L'objectif général de cette procédure est d'analyser de manière comparative la composition des complexes MultiPro dans les membranes de thal cord dans différentes conditions. Cela est réalisé en isolant d'abord les membranes de thal à partir de cellules lamona exposées à des conditions anaérobies. Ensuite, les membranes de th cord sont solubilisées et fractionnées sur un gradient de densité de saccharose.
Ensuite, des volumes égaux des fractions souhaitées sont mélangés et séparés par électrophorèse SDS-PAGE. Enfin, les bandes colorées par le colorant kumasi sont digérées avec de la trypsine. En définitive, les échantillons sont analysés par spectrométrie de masse quantitative afin d'observer les variations de l'abondance des protéines entre les fractions étudiées.
Le principal avantage de cette technique par rapport aux méthodes existantes, telles que les études protéomiques quantitatives comparant une quantité définie de protéines, est que dans notre approche, des volumes égaux d'échantillons fractionnés sont combinés et analysés. Cela permet d'étudier le comportement de migration des protéines au sein du gradient, et en outre, d'analyser la composition de différents complexes non protéiques dans la membrane du troisième groupe. Concernant les souches utilisées, après culture des souches de Chlamydomonas reinhardtii, selon le protocole indiqué, utilisez des solutions mères de saccharose à deux molaire, de β-DM à 10 % dans l'eau, et de tris à 0,5 molaire, pH 8,0.
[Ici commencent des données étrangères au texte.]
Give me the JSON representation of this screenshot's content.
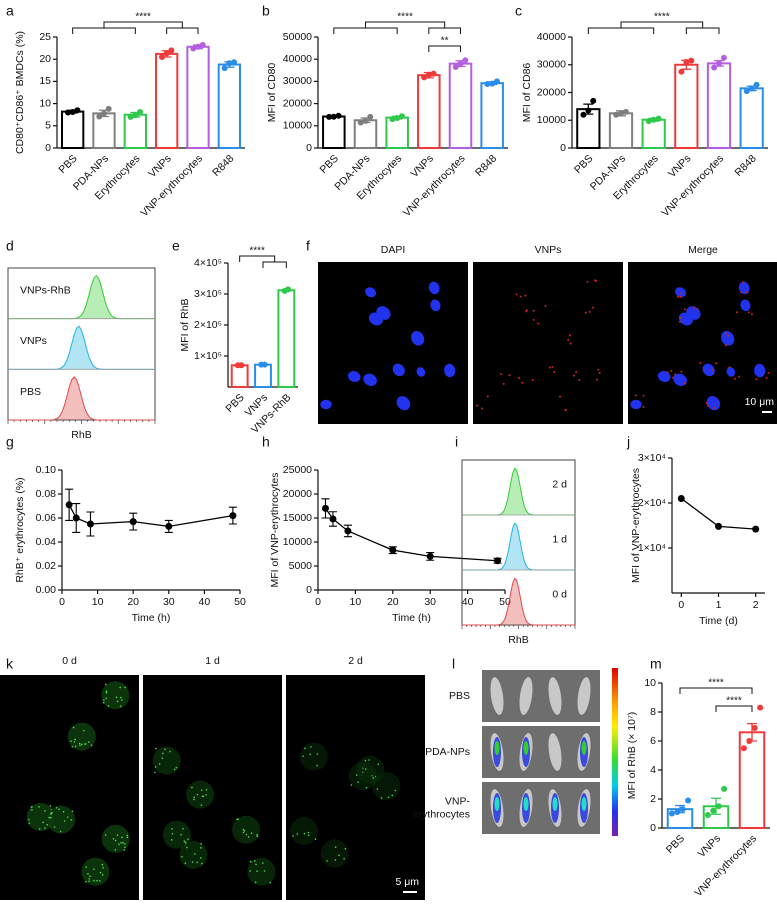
{
  "chart_data": [
    {
      "type": "bar",
      "panel": "a",
      "ylabel": "CD80⁺CD86⁺ BMDCs (%)",
      "categories": [
        "PBS",
        "PDA-NPs",
        "Erythrocytes",
        "VNPs",
        "VNP-erythrocytes",
        "R848"
      ],
      "values": [
        8.2,
        7.8,
        7.5,
        21.2,
        22.8,
        18.8
      ],
      "errors": [
        0.3,
        0.7,
        0.5,
        0.7,
        0.4,
        0.6
      ],
      "points": [
        [
          8.0,
          8.1,
          8.5
        ],
        [
          7.1,
          7.8,
          8.8
        ],
        [
          7.0,
          7.4,
          8.1
        ],
        [
          20.5,
          21.3,
          22.0
        ],
        [
          22.4,
          22.8,
          23.2
        ],
        [
          18.0,
          19.1,
          19.3
        ]
      ],
      "colors": [
        "#000000",
        "#7f7f7f",
        "#2fc84a",
        "#f03a3a",
        "#b45ee0",
        "#2a8de8"
      ],
      "ylim": [
        0,
        25
      ],
      "yticks": [
        0,
        5,
        10,
        15,
        20,
        25
      ],
      "annotations": [
        "****"
      ]
    },
    {
      "type": "bar",
      "panel": "b",
      "ylabel": "MFI of CD80",
      "categories": [
        "PBS",
        "PDA-NPs",
        "Erythrocytes",
        "VNPs",
        "VNP-erythrocytes",
        "R848"
      ],
      "values": [
        14200,
        12500,
        13700,
        32800,
        38000,
        29200
      ],
      "errors": [
        400,
        1000,
        600,
        1200,
        1300,
        600
      ],
      "points": [
        [
          14000,
          14100,
          14500
        ],
        [
          11500,
          12200,
          14000
        ],
        [
          13000,
          13500,
          14300
        ],
        [
          31800,
          33000,
          33500
        ],
        [
          36500,
          38000,
          39500
        ],
        [
          28800,
          29000,
          30000
        ]
      ],
      "colors": [
        "#000000",
        "#7f7f7f",
        "#2fc84a",
        "#f03a3a",
        "#b45ee0",
        "#2a8de8"
      ],
      "ylim": [
        0,
        50000
      ],
      "yticks": [
        0,
        10000,
        20000,
        30000,
        40000,
        50000
      ],
      "annotations": [
        "****",
        "**"
      ]
    },
    {
      "type": "bar",
      "panel": "c",
      "ylabel": "MFI of CD86",
      "categories": [
        "PBS",
        "PDA-NPs",
        "Erythrocytes",
        "VNPs",
        "VNP-erythrocytes",
        "R848"
      ],
      "values": [
        14000,
        12500,
        10200,
        30000,
        30500,
        21500
      ],
      "errors": [
        1800,
        900,
        500,
        1600,
        1000,
        800
      ],
      "points": [
        [
          12000,
          13500,
          17000
        ],
        [
          12000,
          12500,
          13000
        ],
        [
          9700,
          10200,
          10600
        ],
        [
          27500,
          31000,
          31500
        ],
        [
          29000,
          30500,
          32500
        ],
        [
          20500,
          21500,
          22800
        ]
      ],
      "colors": [
        "#000000",
        "#7f7f7f",
        "#2fc84a",
        "#f03a3a",
        "#b45ee0",
        "#2a8de8"
      ],
      "ylim": [
        0,
        40000
      ],
      "yticks": [
        0,
        10000,
        20000,
        30000,
        40000
      ],
      "annotations": [
        "****"
      ]
    },
    {
      "type": "bar",
      "panel": "e",
      "ylabel": "MFI of RhB",
      "categories": [
        "PBS",
        "VNPs",
        "VNPs-RhB"
      ],
      "values": [
        70000,
        72000,
        312000
      ],
      "points": [
        [
          70000,
          70000
        ],
        [
          72000,
          72000
        ],
        [
          310000,
          315000
        ]
      ],
      "colors": [
        "#f03a3a",
        "#2a8de8",
        "#2fc84a"
      ],
      "ylim": [
        0,
        400000
      ],
      "yticks": [
        {
          "value": 100000,
          "label": "1×10⁵"
        },
        {
          "value": 200000,
          "label": "2×10⁵"
        },
        {
          "value": 300000,
          "label": "3×10⁵"
        },
        {
          "value": 400000,
          "label": "4×10⁵"
        }
      ],
      "annotations": [
        "****"
      ]
    },
    {
      "type": "line",
      "panel": "g",
      "xlabel": "Time (h)",
      "ylabel": "RhB⁺ erythrocytes (%)",
      "x": [
        2,
        4,
        8,
        20,
        30,
        48
      ],
      "values": [
        0.071,
        0.06,
        0.055,
        0.057,
        0.053,
        0.062
      ],
      "errors": [
        0.013,
        0.012,
        0.01,
        0.007,
        0.005,
        0.007
      ],
      "color": "#000000",
      "xlim": [
        0,
        50
      ],
      "xticks": [
        0,
        10,
        20,
        30,
        40,
        50
      ],
      "ylim": [
        0,
        0.1
      ],
      "yticks": [
        {
          "value": 0,
          "label": "0.00"
        },
        0.02,
        0.04,
        0.06,
        0.08,
        {
          "value": 0.1,
          "label": "0.10"
        }
      ]
    },
    {
      "type": "line",
      "panel": "h",
      "xlabel": "Time (h)",
      "ylabel": "MFI of VNP-erythrocytes",
      "x": [
        2,
        4,
        8,
        20,
        30,
        48
      ],
      "values": [
        17000,
        14800,
        12300,
        8300,
        7000,
        6100
      ],
      "errors": [
        2000,
        1500,
        1200,
        700,
        800,
        500
      ],
      "color": "#000000",
      "xlim": [
        0,
        50
      ],
      "xticks": [
        0,
        10,
        20,
        30,
        40,
        50
      ],
      "ylim": [
        0,
        25000
      ],
      "yticks": [
        0,
        5000,
        10000,
        15000,
        20000,
        25000
      ]
    },
    {
      "type": "line",
      "panel": "j",
      "xlabel": "Time (d)",
      "ylabel": "MFI of VNP-erythrocytes",
      "x": [
        0,
        1,
        2
      ],
      "values": [
        21000,
        14800,
        14200
      ],
      "color": "#000000",
      "xlim": [
        -0.25,
        2.25
      ],
      "xticks": [
        0,
        1,
        2
      ],
      "ylim": [
        0,
        30000
      ],
      "yticks": [
        {
          "value": 10000,
          "label": "1×10⁴"
        },
        {
          "value": 20000,
          "label": "2×10⁴"
        },
        {
          "value": 30000,
          "label": "3×10⁴"
        }
      ]
    },
    {
      "type": "bar",
      "panel": "m",
      "ylabel": "MFI of RhB (× 10⁷)",
      "categories": [
        "PBS",
        "VNPs",
        "VNP-erythrocytes"
      ],
      "values": [
        1.3,
        1.5,
        6.6
      ],
      "errors": [
        0.25,
        0.55,
        0.6
      ],
      "points": [
        [
          1.0,
          1.1,
          1.3,
          1.9
        ],
        [
          0.9,
          1.2,
          1.5,
          2.7
        ],
        [
          5.5,
          6.0,
          6.9,
          8.3
        ]
      ],
      "colors": [
        "#2a8de8",
        "#2fc84a",
        "#f03a3a"
      ],
      "ylim": [
        0,
        10
      ],
      "yticks": [
        0,
        2,
        4,
        6,
        8,
        10
      ],
      "annotations": [
        "****",
        "****"
      ]
    }
  ],
  "flow_panels": [
    {
      "panel": "d",
      "tracks": [
        "VNPs-RhB",
        "VNPs",
        "PBS"
      ],
      "colors": [
        "#33cc33",
        "#22b4e0",
        "#e04848"
      ],
      "xlabel": "RhB"
    },
    {
      "panel": "i",
      "tracks": [
        "2 d",
        "1 d",
        "0 d"
      ],
      "colors": [
        "#33cc33",
        "#22b4e0",
        "#e04848"
      ],
      "xlabel": "RhB"
    }
  ],
  "image_panels": [
    {
      "panel": "f",
      "titles": [
        "DAPI",
        "VNPs",
        "Merge"
      ],
      "scale_bar": "10 μm"
    },
    {
      "panel": "k",
      "titles": [
        "0 d",
        "1 d",
        "2 d"
      ],
      "scale_bar": "5 μm"
    },
    {
      "panel": "l",
      "rows": [
        [
          "PBS"
        ],
        [
          "PDA-NPs"
        ],
        [
          "VNP-",
          "erythrocytes"
        ]
      ]
    }
  ]
}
Pour préparer les solutions suivantes pour des gradients de densité de saccharose afin de mettre en place les gradients en utilisant des tubes de centrifugation de 14 sur 89 millimètres, commencez par verser lentement un millilitre de solution 1,3 molaire, suivi d’un millilitre de solution 1,0 molaire. Ensuite, versez deux millilitres de chacune des solutions 0,85, 0,7, 0,65, et enfin, 0,4 molaire. Conservez les gradients toute la nuit dans la chambre froide afin d'induire des conditions anaérobies.
Dans les cultures de chlamydomonas, insérez une pipette en verre dans les flacons de culture et barbotez de l'argon pendant quatre heures avec agitation continue et illumination pour isoler les membranes du thylacoïde. Après l'incubation, commencez par centrifuger les cellules cinq minutes à 2 500 ×g et à 4 °C. Resuspendez ensuite les culots cellulaires dans 30 millilitres de tampon H1.
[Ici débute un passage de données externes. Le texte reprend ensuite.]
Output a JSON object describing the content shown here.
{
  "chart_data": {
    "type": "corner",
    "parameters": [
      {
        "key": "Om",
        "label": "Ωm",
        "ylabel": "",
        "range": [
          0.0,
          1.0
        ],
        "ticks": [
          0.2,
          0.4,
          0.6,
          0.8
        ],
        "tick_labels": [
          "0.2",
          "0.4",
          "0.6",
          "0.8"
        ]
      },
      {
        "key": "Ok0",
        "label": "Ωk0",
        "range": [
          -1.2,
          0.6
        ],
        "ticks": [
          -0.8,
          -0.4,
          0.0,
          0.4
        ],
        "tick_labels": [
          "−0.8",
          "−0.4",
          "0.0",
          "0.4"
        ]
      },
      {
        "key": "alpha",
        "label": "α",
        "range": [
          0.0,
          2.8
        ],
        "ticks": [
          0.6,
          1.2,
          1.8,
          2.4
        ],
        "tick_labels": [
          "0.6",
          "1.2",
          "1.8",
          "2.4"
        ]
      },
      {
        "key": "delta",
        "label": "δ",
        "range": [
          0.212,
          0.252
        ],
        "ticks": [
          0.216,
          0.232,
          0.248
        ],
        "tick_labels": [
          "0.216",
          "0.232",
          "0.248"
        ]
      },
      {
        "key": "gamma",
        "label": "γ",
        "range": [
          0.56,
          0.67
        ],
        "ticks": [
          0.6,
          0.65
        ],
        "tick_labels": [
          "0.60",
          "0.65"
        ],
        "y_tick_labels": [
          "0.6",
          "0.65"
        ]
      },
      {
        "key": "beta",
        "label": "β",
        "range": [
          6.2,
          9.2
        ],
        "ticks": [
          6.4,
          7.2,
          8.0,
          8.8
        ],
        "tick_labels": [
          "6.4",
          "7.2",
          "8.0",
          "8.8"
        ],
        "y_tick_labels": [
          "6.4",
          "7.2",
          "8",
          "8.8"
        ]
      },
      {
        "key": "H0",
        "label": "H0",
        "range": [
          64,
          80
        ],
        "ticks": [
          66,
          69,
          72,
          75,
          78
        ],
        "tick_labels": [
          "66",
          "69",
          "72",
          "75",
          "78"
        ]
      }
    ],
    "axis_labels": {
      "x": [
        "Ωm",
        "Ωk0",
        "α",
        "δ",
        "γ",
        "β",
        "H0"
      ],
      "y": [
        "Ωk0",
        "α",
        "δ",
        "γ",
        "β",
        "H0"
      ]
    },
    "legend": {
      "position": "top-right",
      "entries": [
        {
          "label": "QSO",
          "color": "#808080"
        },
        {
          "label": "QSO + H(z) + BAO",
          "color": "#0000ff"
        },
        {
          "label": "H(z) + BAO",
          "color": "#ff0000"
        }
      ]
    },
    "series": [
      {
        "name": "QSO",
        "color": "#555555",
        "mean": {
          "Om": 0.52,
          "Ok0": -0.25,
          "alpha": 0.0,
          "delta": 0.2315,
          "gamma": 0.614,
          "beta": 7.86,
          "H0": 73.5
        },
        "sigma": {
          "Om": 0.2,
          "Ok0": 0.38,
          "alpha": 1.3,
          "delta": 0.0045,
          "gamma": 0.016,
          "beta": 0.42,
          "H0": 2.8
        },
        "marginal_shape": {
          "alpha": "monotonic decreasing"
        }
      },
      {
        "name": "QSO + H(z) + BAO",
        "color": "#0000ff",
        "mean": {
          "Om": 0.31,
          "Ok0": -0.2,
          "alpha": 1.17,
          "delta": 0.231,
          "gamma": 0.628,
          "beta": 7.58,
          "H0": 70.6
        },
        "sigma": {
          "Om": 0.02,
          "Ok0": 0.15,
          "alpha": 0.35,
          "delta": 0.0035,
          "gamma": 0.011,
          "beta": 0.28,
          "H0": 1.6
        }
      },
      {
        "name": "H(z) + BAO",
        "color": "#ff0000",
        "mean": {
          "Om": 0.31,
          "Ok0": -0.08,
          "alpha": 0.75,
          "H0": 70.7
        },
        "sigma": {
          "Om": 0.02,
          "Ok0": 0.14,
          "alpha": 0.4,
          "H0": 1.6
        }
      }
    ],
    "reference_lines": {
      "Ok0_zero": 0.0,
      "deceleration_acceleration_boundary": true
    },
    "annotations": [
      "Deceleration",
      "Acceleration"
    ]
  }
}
Répétez la centrifugation et, à nouveau, resuspendez. Suspendez les cellules dans le tampon H1 pour lyser les cellules, puis faites-les passer à travers un nébuliseur avec une pression d'azote de 1 500 pascals. Assurez-vous que la distance entre la bille en céramique et le métal est suffisamment petite pour que les cellules se brisent.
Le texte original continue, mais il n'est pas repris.